Final step: Watch how it makes you feel

One of the main reasons people want to switch jealousy for compersion is to feel better inside and out. To do that successfully, we need to remain motivated and do the work. And in order to do that, we need to see what’s in it for us, right? That’s why you should pay attention to how compersion makes you feel. If it brings you peace and serenity, and you actively notice that, you’ll be more inclined to try and feel it more often. Instead of having all those negative emotions and stress from jealousy, you’ll be doing your best to feel good for someone. And yes, forcing it is not ideal, but you have to fake it a little bit sometimes, before making it so it comes naturally.

Compersion is not a replacement for jealousy

As you work towards fostering more compersion and having less jealousy in your life, remember that the two can co-exist. Both are a part of the normal human experience, so don’t try to cut out jealousy 100%. It will be just as toxic as feeling jealous all the time.
Just like with everything in life – balance is key.

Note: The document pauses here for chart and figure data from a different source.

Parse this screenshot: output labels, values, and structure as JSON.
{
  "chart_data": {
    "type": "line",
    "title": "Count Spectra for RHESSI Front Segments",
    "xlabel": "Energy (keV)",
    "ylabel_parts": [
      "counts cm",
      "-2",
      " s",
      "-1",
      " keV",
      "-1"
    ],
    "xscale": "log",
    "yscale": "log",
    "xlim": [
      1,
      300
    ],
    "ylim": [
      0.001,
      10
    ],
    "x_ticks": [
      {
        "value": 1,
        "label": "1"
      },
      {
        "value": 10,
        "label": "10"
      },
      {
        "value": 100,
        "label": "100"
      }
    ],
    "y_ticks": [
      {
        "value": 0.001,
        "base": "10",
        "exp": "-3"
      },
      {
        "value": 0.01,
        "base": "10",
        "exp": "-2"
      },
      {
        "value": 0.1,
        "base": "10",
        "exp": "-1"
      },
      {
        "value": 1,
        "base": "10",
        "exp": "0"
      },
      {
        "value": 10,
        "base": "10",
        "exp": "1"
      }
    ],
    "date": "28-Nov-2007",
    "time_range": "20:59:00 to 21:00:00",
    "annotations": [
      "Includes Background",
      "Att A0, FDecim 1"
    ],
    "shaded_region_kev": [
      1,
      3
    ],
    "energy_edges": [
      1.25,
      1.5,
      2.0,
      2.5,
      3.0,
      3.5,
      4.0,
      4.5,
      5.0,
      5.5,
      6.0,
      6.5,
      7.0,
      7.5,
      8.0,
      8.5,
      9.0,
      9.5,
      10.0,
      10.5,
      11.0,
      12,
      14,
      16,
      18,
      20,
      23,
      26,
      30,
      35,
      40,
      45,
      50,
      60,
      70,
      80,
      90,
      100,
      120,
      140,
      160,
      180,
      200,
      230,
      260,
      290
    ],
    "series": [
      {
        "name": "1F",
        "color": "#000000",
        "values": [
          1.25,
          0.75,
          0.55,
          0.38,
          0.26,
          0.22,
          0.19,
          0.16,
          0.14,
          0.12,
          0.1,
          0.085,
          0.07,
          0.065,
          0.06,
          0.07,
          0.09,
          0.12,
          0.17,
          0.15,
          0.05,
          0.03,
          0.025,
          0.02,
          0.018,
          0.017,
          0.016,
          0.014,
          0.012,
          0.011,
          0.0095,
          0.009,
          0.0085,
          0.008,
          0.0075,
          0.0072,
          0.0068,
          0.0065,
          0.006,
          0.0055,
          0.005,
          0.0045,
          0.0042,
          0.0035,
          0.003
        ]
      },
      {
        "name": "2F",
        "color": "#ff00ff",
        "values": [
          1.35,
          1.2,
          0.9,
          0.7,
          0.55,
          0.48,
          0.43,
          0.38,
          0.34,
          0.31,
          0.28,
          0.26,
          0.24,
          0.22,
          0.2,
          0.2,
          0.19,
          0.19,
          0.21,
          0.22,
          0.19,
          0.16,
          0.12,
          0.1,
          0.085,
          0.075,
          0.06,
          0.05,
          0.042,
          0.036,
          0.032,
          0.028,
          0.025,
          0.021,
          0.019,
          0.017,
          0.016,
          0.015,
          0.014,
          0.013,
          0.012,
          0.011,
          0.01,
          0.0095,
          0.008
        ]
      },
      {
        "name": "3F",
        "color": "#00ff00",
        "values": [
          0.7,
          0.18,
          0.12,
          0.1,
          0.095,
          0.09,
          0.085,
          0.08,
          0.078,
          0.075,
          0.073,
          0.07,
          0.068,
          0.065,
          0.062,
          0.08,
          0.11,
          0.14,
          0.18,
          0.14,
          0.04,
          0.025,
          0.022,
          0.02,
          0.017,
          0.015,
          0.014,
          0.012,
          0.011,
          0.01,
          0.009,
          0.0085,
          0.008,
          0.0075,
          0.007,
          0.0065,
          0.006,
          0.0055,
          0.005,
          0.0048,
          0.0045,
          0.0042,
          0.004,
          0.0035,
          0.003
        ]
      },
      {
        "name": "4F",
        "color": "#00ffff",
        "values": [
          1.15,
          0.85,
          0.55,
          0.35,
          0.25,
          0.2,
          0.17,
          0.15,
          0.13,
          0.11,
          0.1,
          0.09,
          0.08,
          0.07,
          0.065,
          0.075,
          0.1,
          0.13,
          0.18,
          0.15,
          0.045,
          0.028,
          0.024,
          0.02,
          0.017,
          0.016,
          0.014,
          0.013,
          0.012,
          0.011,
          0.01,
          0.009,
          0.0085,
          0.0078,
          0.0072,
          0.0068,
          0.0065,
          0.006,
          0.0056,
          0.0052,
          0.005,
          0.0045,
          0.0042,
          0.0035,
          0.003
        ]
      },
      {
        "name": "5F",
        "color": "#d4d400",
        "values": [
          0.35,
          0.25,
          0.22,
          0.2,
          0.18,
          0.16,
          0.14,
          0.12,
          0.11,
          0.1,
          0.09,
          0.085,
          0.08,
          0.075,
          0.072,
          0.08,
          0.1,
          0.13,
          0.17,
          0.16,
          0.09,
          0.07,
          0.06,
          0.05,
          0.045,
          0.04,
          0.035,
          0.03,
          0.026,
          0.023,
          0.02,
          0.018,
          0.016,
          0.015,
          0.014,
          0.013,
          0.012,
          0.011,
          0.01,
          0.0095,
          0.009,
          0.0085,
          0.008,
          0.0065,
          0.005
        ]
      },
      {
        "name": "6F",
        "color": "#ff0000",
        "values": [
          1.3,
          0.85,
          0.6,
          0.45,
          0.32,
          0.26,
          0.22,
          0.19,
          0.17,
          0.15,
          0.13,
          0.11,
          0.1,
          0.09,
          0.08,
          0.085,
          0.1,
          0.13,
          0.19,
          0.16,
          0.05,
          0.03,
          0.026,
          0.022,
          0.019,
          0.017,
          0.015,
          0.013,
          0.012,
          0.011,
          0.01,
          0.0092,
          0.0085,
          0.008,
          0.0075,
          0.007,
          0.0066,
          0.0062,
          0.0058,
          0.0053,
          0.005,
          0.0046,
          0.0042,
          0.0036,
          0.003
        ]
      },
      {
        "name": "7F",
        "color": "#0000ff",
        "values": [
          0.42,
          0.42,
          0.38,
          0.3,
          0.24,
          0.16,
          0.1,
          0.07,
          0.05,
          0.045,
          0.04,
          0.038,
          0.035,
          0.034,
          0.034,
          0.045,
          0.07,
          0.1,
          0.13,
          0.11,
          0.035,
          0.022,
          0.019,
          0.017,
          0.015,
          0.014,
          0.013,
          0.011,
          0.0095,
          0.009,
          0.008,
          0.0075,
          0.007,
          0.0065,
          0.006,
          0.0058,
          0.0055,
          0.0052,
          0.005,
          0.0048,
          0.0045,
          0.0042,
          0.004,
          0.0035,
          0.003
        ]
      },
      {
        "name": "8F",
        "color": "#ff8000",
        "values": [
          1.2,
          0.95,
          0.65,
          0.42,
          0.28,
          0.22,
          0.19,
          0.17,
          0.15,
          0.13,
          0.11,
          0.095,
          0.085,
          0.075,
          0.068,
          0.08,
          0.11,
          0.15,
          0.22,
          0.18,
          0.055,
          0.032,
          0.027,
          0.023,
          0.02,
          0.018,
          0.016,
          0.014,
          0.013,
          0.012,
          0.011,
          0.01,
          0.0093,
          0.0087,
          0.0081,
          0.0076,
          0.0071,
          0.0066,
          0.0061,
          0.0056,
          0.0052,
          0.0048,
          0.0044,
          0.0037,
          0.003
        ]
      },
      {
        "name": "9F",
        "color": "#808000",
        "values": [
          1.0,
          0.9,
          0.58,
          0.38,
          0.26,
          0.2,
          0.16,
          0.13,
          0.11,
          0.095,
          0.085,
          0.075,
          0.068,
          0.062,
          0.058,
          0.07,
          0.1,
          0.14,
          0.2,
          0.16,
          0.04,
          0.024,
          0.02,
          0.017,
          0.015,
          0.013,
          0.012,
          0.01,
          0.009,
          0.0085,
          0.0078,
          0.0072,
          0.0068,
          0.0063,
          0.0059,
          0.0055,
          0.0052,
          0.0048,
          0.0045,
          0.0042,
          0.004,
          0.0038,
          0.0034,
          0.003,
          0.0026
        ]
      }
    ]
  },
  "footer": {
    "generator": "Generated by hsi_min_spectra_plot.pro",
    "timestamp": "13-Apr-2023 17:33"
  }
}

Is compersion for everybody?

When it comes to relationships, especially romantic ones, there is no such thing as a one-shoe-fits-all. At Flure, we like to explore all kinds of things, like polycules, ENM, dating trends, and anything else. Yet, we don’t believe that one person should try everything or should adhere to everything that’s out there.
Absolutely try out compersion if you’re curious. After all, it’s a positive replacement for jealousy, so worth a try. However, if that’s not something you want to pursue, then no problem at all. You don’t have to!
The key is that you and your partner(s) are comfortable and safe in the relationship. Whatever works for you is good enough.
If you’re curious about compersion but struggle to make it a part of your spiritual reality, think of it as an exercise to being a better partner.
Instead of focusing on how something makes you feel, and looking to have compersion instead of something else, focus on them. You showing support even when it’s non-conventional to do so, demonstrates that you respect the other person’s full autonomy, whether it’s physical, emotional, or behavioral. You can’t control others or tie them to yourself 24/7. Whatever happens, happens. So if you are open to a nonmonogamous lifestyle or can understand that one-offs happen, then continue to practice compersion, and you’ll get there.